May 28, 2013, 7:34 p.m. ET
U.S. Officials Shot in Caracas Incident

By KEJAL VYAS and EZEQUIEL MINAYA
CARACAS—Two U.S. officials at the U.S. Embassy, one a military attache, were wounded by gunfire early Tuesday morning while at a strip club here, Venezuelan officials said.
Two men approached the embassy workers at about 4:15 a.m. inside a club, shot them after a verbal confrontation and fled in a gray Toyota Autana truck, a police department spokeswoman said. She said the two men have been identified by police but not yet apprehended.
The U.S. Embassy in Caracas confirmed two of its employees were injured but that their injuries didn't appear to be life-threatening. It said they were recovering at a hospital, but didn't offer further details. The men were unavailable to comment.
The police spokeswoman, from Caracas's Chacao district, an upscale zone where the shootings took place, identified one of the attachés as Roberto Ezequiel Rosas, 33 years old, who said he was shot in the right leg. Another person familiar with the matter said the other shooting victim was Paul Marwin, in his 40s, but didn't have details on the nature of his injuries.
Police found Mr. Rosas injured inside Antonella Club 2012, according to the spokeswoman, who said Mr. Marwin wasn't found inside the club.

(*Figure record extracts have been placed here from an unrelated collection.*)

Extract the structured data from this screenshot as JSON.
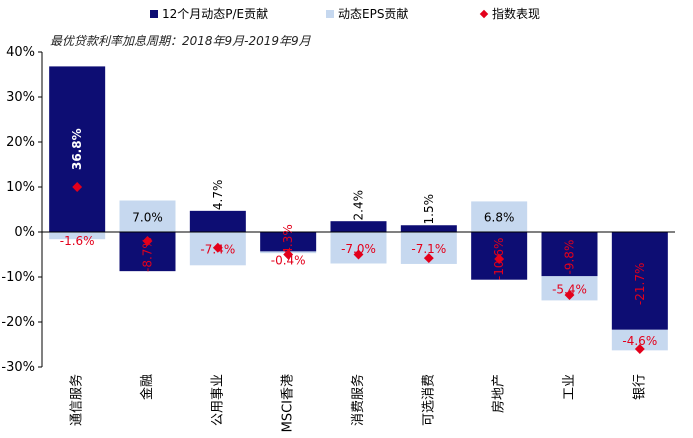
{
  "chart_data": {
    "type": "bar",
    "subtitle": "最优贷款利率加息周期：2018年9月-2019年9月",
    "categories": [
      "通信服务",
      "金融",
      "公用事业",
      "MSCI香港",
      "消费服务",
      "可选消费",
      "房地产",
      "工业",
      "银行"
    ],
    "series": [
      {
        "name": "12个月动态P/E贡献",
        "color": "#0d0d73",
        "values": [
          36.8,
          -8.7,
          4.7,
          -4.3,
          2.4,
          1.5,
          -10.6,
          -9.8,
          -21.7
        ],
        "labels": [
          "36.8%",
          "-8.7%",
          "4.7%",
          "-4.3%",
          "2.4%",
          "1.5%",
          "-10.6%",
          "-9.8%",
          "-21.7%"
        ]
      },
      {
        "name": "动态EPS贡献",
        "color": "#c6d8ef",
        "values": [
          -1.6,
          7.0,
          -7.4,
          -0.4,
          -7.0,
          -7.1,
          6.8,
          -5.4,
          -4.6
        ],
        "labels": [
          "-1.6%",
          "7.0%",
          "-7.4%",
          "-0.4%",
          "-7.0%",
          "-7.1%",
          "6.8%",
          "-5.4%",
          "-4.6%"
        ]
      },
      {
        "name": "指数表现",
        "type": "scatter",
        "color": "#e3001b",
        "values": [
          10,
          -2,
          -3.5,
          -5,
          -5,
          -5.8,
          -6,
          -14,
          -26
        ]
      }
    ],
    "y_ticks": [
      "40%",
      "30%",
      "20%",
      "10%",
      "0%",
      "-10%",
      "-20%",
      "-30%"
    ],
    "ylim": [
      -30,
      40
    ],
    "grid": false,
    "legend_position": "top"
  }
}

Some U.S. officials expressed concern that the latest incident could reflect unfavorably on the U.S. in Venezuela, where the government has routinely been hostile to Washington during and since the presidency of the late Hugo Chávez. Mr. Chávez's handpicked heir Nicolás Maduro narrowly won the presidency in April.
One U.S. official said that the men involved in the incident appear to have displayed questionable judgment. "When you are in a place like Caracas, you have to be purer than Caesar's wife," the official said.
Venezuela's government routinely accuses the U.S. of conspiracy, from having caused the late Mr. Chávez's fatal cancer to regularly trying to overthrow the government. In March, Mr. Maduro expelled two U.S. officials for allegedly conspiring against the Venezuelan government, a charge the U.S. strongly denied.
But the official said there were no signs that Mr. Maduro's government, which recently sent a new chargé d'affaires to Washington who is seen as a moderate, would try to get political mileage out of the incident.
Venezuela has one of the highest rates of violent crime in the world. Armed robberies as well as ransom kidnappings are common and the streets of the otherwise densely populated capital Caracas are often empty of pedestrians after nightfall as many remain indoors to avoid being targeted. This month, Mr. Maduro ordered the military to set up patrols around the crime-ridden slums that cover the Caracas hillsides. Mr. Maduro, a former vice president and foreign minister, was elected to replace Mr. Chávez who died in March from cancer complications.
The Venezuelan Violence Observatory, a nonprofit that tracks crime, estimates more than 21,000 homicides took place in the country last year. That would give Venezuela a murder rate of about 72 per 100,000 residents, compared with about 5 per 100,000 in the U.S.
The U.S. State Department divides Caracas into three color-coded security zones: yellow, orange and red. Chacao falls into the orange zone, where travel between the hours of 8 p.m. and 6 a.m. "is not recommended," the department website says.
Envoys from countries including Costa Rica and Mexico were targets of kidnappings last year and a Chilean consul in November 2011 was shot before being released by his abductors. He eventually recovered from the attack.
The site includes a long list of red zones where unofficial travel is prohibited. There are no city sectors listed as being in the yellow zone, which don't carry travel restrictions.